Logging in as the root user is generally considered bad practice. Instead, you should log in as a normal user and use the sudo command whenever you need root privileges. Create your user and its home directory using the useradd command:

useradd -s /bin/bash -m youruser

To be able to log in using your SSH key, copy the authorized_keys file from the root user’s .ssh directory to one in your new user’s home directory.

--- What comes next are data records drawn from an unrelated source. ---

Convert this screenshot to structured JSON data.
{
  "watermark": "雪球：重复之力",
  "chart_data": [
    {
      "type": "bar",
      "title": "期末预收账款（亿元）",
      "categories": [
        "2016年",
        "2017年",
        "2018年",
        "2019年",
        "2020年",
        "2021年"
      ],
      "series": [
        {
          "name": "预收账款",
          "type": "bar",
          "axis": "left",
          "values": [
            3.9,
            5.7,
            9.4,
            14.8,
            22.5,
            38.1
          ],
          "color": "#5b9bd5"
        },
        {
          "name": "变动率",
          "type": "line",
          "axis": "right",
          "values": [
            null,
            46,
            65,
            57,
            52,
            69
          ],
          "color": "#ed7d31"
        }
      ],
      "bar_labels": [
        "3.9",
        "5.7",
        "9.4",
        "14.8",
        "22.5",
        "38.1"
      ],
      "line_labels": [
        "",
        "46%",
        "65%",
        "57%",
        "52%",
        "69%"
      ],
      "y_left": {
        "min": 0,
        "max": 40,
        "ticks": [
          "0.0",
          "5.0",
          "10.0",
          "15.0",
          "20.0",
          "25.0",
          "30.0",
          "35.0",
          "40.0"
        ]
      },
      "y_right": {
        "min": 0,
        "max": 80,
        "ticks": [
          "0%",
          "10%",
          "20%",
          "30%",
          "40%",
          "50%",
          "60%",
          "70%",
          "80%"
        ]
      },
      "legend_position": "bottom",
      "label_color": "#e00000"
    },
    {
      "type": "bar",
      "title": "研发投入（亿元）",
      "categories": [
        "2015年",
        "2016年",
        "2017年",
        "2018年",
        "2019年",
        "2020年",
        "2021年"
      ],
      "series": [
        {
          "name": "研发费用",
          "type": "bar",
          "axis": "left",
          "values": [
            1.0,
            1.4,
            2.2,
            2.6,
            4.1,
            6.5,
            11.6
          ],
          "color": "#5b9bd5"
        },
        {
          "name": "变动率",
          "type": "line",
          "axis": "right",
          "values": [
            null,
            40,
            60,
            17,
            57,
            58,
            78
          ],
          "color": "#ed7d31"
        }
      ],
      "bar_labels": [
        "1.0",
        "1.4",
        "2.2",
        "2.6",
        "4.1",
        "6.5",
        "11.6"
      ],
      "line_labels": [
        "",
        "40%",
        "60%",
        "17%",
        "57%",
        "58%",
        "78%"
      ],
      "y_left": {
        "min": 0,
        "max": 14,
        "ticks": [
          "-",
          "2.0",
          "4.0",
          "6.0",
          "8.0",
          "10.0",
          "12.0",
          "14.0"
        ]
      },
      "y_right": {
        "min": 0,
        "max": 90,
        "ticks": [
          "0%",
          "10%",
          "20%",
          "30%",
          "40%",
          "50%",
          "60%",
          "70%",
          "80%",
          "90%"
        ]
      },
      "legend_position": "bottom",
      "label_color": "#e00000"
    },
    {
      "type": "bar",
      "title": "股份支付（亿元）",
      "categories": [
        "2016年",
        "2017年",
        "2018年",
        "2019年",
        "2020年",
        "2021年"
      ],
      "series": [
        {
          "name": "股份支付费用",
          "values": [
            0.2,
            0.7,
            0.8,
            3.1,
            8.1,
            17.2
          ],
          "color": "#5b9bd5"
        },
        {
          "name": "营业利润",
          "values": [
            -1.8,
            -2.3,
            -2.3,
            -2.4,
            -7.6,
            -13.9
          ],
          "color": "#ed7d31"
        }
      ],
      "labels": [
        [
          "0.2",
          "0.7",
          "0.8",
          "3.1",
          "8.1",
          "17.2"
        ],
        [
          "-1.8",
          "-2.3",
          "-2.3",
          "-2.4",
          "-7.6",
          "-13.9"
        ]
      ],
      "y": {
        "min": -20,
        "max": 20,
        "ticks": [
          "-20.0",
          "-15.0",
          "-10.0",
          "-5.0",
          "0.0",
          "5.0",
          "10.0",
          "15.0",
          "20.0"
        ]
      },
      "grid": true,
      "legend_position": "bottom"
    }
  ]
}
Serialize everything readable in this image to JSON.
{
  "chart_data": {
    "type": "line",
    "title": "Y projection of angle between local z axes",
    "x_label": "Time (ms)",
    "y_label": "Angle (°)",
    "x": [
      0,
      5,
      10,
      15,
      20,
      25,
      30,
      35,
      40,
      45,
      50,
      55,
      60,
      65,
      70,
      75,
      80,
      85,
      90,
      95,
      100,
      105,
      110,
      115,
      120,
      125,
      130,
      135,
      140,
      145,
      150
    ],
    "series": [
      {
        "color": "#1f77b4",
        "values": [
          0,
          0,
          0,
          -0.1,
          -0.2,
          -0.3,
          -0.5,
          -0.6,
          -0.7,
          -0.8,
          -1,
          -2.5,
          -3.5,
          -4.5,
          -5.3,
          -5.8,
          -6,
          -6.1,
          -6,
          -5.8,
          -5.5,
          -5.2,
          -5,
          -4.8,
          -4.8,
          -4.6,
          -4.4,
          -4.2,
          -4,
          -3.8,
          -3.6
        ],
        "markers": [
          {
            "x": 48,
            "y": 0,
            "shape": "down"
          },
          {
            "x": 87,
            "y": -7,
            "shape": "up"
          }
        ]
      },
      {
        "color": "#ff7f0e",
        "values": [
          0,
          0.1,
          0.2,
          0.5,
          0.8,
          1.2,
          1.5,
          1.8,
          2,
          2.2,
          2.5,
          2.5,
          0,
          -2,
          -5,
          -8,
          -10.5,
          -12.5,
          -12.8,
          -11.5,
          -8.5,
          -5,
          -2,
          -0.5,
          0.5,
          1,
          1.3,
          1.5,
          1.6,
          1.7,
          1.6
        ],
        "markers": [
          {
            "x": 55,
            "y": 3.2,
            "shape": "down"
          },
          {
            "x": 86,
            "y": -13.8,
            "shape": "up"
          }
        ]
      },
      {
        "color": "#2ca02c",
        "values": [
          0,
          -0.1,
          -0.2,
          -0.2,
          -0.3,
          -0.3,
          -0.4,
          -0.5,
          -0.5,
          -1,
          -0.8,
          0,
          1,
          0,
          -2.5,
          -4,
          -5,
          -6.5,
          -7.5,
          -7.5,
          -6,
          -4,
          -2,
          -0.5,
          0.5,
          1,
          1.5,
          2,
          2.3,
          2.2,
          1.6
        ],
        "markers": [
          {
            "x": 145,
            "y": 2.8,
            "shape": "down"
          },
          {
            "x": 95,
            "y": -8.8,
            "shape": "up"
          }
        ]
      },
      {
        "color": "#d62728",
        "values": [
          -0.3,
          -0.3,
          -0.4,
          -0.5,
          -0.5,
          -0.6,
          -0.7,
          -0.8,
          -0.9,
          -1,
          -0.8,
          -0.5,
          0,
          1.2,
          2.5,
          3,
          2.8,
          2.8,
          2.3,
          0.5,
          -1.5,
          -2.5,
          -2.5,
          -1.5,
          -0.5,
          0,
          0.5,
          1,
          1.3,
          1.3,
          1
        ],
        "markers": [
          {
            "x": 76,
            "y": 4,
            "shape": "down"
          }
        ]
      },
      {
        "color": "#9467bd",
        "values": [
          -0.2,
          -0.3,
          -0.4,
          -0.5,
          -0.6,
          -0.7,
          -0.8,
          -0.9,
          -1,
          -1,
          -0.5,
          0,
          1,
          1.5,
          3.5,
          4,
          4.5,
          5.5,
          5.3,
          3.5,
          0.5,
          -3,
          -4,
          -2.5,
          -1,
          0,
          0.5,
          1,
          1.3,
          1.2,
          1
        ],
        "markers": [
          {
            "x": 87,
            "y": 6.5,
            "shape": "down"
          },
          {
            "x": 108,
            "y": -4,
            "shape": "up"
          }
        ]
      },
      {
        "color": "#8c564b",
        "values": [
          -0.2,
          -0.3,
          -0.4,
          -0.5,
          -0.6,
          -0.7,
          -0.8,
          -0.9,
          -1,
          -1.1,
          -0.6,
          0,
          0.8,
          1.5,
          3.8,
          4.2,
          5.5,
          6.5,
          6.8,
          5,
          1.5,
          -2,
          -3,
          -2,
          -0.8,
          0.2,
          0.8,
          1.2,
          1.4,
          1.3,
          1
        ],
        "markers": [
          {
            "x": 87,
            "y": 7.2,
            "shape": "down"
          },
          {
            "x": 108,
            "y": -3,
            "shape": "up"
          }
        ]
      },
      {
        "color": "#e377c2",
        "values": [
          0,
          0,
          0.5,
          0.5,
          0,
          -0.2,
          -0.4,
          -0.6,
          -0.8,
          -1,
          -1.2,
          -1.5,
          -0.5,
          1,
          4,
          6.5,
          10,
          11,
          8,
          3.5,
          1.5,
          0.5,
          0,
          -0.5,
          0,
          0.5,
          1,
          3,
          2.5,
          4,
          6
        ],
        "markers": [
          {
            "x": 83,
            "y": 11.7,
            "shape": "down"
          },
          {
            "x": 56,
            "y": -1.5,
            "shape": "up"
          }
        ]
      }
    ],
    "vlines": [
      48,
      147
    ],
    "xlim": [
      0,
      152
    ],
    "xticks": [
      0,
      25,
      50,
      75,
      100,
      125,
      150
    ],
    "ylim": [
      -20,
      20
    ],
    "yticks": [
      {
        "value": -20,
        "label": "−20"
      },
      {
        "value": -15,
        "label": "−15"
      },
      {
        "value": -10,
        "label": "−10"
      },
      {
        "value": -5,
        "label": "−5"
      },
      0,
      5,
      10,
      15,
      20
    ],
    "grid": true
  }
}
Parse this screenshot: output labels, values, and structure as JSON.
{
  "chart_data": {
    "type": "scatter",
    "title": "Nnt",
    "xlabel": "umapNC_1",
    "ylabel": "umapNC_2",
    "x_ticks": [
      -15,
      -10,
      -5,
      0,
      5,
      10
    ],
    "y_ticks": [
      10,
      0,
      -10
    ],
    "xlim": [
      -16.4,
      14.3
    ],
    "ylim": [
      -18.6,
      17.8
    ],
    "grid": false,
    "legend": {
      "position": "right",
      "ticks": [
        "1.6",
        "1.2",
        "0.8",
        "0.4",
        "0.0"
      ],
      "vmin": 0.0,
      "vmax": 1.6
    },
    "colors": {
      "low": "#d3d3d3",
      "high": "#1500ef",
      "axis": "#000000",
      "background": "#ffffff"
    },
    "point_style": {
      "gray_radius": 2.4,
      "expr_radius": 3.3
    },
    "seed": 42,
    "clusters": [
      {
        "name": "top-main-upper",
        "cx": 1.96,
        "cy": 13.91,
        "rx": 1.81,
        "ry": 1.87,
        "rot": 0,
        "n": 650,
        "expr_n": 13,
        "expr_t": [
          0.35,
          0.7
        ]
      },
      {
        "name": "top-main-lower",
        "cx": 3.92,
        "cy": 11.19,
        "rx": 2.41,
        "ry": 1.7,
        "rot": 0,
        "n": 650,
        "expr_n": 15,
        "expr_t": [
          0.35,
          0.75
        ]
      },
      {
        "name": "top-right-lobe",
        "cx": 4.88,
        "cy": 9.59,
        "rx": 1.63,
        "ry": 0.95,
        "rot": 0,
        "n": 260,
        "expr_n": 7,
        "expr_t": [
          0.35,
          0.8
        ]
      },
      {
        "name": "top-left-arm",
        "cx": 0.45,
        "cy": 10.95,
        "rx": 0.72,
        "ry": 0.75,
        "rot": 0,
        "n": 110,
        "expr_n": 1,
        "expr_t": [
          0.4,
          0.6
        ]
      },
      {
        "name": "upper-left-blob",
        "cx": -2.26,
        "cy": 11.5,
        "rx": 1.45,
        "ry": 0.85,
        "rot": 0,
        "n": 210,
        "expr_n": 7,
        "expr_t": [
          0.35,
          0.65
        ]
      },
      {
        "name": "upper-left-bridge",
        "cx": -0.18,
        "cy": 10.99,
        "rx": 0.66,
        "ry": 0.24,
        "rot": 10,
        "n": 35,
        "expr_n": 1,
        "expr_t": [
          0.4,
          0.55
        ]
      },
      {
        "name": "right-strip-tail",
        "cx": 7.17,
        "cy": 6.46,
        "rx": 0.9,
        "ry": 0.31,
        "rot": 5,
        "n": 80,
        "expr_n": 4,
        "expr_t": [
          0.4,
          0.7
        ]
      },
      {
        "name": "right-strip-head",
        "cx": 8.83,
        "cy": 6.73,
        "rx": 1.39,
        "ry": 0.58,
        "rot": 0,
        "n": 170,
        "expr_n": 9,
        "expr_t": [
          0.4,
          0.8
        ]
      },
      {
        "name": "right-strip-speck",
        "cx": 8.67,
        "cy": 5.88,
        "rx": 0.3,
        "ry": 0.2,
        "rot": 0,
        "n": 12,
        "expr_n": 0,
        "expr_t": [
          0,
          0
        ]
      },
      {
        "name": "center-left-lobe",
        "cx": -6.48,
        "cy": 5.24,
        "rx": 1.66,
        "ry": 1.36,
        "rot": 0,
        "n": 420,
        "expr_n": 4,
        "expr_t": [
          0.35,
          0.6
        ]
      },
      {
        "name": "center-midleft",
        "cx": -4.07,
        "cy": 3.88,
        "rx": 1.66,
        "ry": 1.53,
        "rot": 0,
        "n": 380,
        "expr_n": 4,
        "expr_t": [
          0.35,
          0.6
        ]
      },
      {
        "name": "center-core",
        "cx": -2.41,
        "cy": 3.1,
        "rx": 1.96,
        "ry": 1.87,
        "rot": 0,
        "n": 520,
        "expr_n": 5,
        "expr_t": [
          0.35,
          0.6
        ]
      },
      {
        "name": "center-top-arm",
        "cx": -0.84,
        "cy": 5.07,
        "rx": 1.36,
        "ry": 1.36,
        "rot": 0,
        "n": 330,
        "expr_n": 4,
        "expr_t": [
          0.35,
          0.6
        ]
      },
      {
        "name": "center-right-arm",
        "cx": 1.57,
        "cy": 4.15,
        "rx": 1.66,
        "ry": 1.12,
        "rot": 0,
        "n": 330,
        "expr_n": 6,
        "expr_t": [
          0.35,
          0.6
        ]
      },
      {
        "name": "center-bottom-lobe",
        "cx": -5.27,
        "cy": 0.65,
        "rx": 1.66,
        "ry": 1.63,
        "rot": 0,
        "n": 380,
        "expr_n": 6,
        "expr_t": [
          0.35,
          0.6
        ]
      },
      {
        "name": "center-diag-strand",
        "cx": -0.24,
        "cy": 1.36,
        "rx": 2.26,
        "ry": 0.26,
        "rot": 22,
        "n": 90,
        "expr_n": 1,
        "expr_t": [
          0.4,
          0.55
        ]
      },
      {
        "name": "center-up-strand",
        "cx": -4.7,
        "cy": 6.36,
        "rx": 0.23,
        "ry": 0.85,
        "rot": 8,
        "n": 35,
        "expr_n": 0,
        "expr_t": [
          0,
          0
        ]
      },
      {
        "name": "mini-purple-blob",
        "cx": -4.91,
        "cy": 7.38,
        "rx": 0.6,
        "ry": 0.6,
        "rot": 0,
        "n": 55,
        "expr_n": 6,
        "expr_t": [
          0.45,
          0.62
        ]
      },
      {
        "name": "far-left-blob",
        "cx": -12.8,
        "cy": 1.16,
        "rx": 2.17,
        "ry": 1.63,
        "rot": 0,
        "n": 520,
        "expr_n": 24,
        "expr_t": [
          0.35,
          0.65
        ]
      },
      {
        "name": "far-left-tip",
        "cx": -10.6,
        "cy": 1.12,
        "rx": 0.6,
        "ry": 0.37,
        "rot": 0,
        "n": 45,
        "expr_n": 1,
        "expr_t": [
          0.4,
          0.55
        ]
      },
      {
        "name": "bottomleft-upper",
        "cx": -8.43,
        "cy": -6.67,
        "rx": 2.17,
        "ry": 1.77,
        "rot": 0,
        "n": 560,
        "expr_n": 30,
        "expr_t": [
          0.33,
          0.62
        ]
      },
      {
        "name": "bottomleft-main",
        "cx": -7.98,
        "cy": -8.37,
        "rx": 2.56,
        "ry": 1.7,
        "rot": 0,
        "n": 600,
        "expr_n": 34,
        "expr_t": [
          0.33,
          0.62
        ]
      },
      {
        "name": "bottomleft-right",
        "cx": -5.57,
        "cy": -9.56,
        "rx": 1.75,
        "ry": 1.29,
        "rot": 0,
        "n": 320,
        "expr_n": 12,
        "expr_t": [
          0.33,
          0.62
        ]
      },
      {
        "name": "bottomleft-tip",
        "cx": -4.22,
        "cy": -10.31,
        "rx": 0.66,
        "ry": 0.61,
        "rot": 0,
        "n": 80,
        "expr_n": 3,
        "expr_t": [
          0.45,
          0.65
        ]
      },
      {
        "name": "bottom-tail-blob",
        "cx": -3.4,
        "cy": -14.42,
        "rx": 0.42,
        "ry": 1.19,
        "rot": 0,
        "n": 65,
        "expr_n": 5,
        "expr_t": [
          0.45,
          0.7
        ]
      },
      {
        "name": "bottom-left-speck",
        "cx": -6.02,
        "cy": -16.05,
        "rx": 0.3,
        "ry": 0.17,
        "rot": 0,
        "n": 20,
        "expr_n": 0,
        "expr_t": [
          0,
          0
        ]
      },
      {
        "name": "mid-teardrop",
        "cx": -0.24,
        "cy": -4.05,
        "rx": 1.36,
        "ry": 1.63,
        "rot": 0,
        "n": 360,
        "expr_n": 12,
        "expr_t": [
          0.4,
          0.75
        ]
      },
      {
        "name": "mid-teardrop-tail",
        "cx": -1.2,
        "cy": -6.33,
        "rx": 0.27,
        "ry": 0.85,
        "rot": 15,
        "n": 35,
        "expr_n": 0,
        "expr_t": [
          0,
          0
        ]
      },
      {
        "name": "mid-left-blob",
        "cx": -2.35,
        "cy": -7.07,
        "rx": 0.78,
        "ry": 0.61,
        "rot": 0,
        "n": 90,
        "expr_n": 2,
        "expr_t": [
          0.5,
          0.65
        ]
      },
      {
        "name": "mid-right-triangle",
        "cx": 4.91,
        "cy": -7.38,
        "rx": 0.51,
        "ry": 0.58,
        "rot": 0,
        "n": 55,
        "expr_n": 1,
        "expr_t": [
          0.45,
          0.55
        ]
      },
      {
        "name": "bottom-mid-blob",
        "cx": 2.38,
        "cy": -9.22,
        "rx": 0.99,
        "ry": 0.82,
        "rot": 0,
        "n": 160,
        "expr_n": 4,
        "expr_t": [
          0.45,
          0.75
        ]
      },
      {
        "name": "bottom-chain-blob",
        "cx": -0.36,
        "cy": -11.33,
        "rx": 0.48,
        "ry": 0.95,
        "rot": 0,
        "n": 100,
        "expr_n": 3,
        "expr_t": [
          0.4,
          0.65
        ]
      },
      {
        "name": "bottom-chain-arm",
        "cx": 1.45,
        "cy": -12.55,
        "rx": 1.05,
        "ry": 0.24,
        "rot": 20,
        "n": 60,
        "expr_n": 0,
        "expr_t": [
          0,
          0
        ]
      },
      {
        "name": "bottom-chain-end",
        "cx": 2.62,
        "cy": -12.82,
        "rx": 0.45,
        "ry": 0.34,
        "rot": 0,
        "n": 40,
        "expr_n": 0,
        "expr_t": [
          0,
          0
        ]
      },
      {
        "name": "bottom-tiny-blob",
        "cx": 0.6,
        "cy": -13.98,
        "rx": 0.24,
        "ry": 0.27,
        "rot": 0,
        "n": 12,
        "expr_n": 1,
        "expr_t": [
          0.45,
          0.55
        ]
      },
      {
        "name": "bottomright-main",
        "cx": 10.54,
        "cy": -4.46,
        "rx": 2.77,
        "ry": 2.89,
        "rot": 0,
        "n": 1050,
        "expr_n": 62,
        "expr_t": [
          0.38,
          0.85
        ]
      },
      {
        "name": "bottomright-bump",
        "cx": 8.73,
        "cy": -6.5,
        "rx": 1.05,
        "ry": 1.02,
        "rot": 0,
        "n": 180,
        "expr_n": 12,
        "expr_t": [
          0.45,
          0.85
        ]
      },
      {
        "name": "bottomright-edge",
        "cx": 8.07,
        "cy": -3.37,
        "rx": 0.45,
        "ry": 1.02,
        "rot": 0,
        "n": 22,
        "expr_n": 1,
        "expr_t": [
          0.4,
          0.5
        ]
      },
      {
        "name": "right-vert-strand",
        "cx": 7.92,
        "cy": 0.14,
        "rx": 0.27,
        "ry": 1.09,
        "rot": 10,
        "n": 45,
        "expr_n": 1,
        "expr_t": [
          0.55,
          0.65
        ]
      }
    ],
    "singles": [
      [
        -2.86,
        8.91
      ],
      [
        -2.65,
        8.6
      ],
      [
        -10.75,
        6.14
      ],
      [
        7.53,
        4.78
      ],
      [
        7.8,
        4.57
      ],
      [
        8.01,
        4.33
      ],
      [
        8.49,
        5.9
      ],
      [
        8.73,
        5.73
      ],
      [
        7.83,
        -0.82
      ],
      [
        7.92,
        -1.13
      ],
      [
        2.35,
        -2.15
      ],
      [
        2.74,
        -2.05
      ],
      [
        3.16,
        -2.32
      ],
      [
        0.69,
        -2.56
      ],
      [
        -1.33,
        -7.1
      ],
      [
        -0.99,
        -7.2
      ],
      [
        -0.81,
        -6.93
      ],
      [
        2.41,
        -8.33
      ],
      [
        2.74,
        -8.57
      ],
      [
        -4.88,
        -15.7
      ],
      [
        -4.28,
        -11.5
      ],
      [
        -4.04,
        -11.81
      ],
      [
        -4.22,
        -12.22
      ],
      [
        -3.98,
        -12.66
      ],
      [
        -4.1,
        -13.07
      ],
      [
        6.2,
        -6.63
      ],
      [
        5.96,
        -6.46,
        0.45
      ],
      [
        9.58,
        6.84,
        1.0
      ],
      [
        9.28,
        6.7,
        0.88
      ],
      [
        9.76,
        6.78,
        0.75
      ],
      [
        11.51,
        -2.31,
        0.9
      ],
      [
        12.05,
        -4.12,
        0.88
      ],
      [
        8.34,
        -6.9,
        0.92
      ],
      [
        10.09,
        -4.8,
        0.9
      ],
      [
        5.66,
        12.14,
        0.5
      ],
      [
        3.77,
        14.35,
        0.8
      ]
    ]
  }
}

mkdir -m 700 /home/youruser/.ssh
cp ~/.ssh/authorized_keys /home/youruser/.ssh/authorized_keys
chown -R youruser:youruser /home/youruser

Set a password for your user:

passwd youruser

Grant sudo access to your user:

VISUAL=vi visudo

Remove all existing user/group grant lines and add the following at the end:

root ALL=(ALL) ALL
youruser ALL=(ALL) ALL

Configuring sshd

Configure sshd to only allow logins from your newly created user using an authorized SSH public key:

vi /etc/ssh/sshd_config

Find the following line:

PermitRootLogin yes

Change it to say no:

PermitRootLogin no

Uncomment this line:

#PasswordAuthentication yes

Also, change it to say no:

PasswordAuthentication no

At the bottom of the file, add the following:

AllowUsers youruser

Restart sshd for the changes to take effect:

service ssh restart

Open another terminal window on your local machine and ensure that you can log into your server using your new user before logging out as root:

ssh youruser@YOURIP

You now have a basic Linux server set up and can proceed with setting up other services.